A Multivariate Ensemble Post-Processing Technique for Physically Consistent Spot Forecasts

As meteorological organisations transition to high-resolution ensemble-based forecasting, they risk leaving behind downstream users who rely on deterministic data: a need that may arise from the inability to process large volumes of data or difficulty integrating probabilistic information into decision-making processes. Proposed solutions for such users typically involve providing the control (unperturbed) member of the ensemble or deriving a forecast through the independent treatment of variables (such as the median). However, relying solely on the control member undermines the benefits of ensemble forecasting, while univariate approaches can result in forecasts that lack physical consistency across variables. To address this, we propose a novel method to select ‘most-likely’ ensemble realisations, combining techniques from pre-existing ensemble post-processing methods.

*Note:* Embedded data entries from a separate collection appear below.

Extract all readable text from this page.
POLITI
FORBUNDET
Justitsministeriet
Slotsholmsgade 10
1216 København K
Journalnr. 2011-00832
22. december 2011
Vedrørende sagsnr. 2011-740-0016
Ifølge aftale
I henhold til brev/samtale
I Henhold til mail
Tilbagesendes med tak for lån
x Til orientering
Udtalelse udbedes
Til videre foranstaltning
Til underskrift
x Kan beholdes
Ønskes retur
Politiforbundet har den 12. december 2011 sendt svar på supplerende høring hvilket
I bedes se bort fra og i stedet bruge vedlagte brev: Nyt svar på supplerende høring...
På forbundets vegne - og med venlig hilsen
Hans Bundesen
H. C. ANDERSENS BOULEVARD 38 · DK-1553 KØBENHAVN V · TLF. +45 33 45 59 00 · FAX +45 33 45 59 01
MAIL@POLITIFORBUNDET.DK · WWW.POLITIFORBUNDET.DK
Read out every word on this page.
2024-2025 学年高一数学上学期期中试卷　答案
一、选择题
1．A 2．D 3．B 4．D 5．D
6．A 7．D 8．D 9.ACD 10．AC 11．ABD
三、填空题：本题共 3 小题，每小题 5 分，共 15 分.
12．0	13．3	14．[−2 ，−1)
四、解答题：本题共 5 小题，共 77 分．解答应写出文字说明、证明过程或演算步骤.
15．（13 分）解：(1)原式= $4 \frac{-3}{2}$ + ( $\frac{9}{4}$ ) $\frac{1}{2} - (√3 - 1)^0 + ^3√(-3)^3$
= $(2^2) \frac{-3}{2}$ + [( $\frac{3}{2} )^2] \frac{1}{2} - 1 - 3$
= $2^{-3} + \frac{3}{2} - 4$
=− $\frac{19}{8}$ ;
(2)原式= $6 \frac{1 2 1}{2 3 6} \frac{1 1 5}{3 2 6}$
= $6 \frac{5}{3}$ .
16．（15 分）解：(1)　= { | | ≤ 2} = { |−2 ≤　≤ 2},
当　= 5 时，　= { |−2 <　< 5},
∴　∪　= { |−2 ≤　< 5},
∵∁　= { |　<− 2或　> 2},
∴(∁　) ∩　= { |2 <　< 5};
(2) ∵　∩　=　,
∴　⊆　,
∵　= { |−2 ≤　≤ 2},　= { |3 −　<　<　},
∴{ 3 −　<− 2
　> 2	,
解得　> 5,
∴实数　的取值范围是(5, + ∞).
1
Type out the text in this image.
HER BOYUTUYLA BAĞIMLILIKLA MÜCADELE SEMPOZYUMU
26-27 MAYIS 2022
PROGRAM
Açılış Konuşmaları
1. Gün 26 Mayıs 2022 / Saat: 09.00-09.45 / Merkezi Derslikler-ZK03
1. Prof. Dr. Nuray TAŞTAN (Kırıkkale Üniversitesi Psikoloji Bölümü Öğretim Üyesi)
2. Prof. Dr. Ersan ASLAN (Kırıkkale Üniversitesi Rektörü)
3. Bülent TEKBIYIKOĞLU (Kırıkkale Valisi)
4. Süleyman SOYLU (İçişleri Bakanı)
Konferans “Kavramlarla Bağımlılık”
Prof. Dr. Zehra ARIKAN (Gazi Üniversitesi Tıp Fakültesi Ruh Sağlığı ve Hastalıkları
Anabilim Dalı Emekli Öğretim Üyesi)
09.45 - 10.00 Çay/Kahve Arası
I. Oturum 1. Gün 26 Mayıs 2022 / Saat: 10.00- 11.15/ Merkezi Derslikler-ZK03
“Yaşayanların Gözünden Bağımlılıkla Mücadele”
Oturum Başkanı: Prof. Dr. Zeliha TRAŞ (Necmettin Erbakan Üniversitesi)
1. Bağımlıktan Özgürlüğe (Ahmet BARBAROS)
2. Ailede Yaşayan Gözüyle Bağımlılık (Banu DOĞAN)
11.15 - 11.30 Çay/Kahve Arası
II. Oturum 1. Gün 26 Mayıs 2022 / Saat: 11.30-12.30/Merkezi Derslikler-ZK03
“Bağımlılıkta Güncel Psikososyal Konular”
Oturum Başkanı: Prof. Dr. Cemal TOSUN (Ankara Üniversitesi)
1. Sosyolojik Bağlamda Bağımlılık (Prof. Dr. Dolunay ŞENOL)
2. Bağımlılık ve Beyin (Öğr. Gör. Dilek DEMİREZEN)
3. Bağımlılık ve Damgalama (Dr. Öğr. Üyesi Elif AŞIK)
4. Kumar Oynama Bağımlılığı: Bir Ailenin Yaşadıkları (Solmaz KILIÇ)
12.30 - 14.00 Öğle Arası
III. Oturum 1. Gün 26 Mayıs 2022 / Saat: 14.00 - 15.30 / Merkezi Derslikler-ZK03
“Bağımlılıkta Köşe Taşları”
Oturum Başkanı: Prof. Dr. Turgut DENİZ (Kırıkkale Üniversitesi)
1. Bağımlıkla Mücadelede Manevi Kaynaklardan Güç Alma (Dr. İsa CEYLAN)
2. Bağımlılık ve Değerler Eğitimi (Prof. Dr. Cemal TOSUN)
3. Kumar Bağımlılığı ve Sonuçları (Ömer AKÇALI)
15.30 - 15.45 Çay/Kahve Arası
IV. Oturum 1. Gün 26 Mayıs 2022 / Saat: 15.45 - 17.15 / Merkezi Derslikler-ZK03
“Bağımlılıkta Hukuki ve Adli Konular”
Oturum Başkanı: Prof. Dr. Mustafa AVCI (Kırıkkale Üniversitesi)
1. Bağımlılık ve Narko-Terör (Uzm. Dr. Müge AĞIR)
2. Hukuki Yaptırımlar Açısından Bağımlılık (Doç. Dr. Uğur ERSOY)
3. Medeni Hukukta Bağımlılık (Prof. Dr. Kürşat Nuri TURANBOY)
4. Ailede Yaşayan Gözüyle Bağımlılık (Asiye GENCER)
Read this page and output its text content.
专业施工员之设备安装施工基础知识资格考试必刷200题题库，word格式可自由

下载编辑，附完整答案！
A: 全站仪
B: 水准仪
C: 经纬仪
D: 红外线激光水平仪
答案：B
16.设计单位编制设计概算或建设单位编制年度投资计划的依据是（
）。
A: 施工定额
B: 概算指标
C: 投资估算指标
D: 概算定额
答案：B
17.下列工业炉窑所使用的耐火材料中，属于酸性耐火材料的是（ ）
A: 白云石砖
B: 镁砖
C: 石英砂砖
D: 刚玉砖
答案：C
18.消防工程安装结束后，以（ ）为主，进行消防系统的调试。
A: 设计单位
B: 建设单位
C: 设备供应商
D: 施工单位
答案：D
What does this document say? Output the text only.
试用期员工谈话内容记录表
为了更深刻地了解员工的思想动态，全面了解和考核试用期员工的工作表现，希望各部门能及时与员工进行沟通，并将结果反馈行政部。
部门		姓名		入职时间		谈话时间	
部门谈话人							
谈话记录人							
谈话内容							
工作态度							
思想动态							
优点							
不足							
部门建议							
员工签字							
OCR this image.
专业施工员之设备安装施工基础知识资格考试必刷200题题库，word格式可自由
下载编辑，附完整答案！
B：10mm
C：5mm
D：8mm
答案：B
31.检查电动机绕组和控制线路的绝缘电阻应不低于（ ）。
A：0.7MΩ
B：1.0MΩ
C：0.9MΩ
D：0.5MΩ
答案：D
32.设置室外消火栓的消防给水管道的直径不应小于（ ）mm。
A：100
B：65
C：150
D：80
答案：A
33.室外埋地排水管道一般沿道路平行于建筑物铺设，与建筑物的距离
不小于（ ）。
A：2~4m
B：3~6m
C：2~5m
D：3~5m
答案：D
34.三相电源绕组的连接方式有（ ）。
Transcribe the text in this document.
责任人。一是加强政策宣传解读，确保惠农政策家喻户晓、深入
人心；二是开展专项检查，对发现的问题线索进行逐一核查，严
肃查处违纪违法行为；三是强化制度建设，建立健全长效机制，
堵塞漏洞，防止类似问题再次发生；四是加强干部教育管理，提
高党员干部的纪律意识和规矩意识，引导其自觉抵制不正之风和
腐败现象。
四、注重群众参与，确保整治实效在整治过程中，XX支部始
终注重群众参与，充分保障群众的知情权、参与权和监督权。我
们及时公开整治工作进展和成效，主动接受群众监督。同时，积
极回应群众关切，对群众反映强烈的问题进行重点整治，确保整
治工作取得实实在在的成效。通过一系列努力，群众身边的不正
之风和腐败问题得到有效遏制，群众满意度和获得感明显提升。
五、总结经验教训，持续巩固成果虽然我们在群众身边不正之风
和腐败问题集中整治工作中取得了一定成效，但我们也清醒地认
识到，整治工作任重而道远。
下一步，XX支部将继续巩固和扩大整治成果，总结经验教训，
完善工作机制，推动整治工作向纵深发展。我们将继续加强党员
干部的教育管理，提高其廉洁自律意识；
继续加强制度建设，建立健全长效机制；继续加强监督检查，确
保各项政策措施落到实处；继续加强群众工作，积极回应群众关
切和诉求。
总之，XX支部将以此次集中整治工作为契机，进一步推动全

For a given location, we construct a timeseries of ‘most-likely values’ for variables of interest by extracting the mode from multivariate probability density distributions created at each timestep. We then select the ensemble member most similar to this timeseries using clustering techniques. Since the chosen realisation is a complete forecast from an individual model run, this allows us to deliver a spot forecast for that location that maintains physical consistency across all variables, including those not directly analysed. As a demonstration, we apply this method to output from the Met Office convective-scale ensemble MOGREPS-UK at 240 locations across the Met Office synoptic observation network, focusing on near-surface air temperature and windspeed. We find that the chosen member performs comparably to the control member at short lead times, but is able to outperform the control member at longer lead times. This is an important finding as it demonstrates an alternative to the control member for users who require physically consistent spot forecasts, utilising the additional information available in the ensemble. In addition to improving forecast accuracy, this method also offers the ability to tailor solutions for individual users.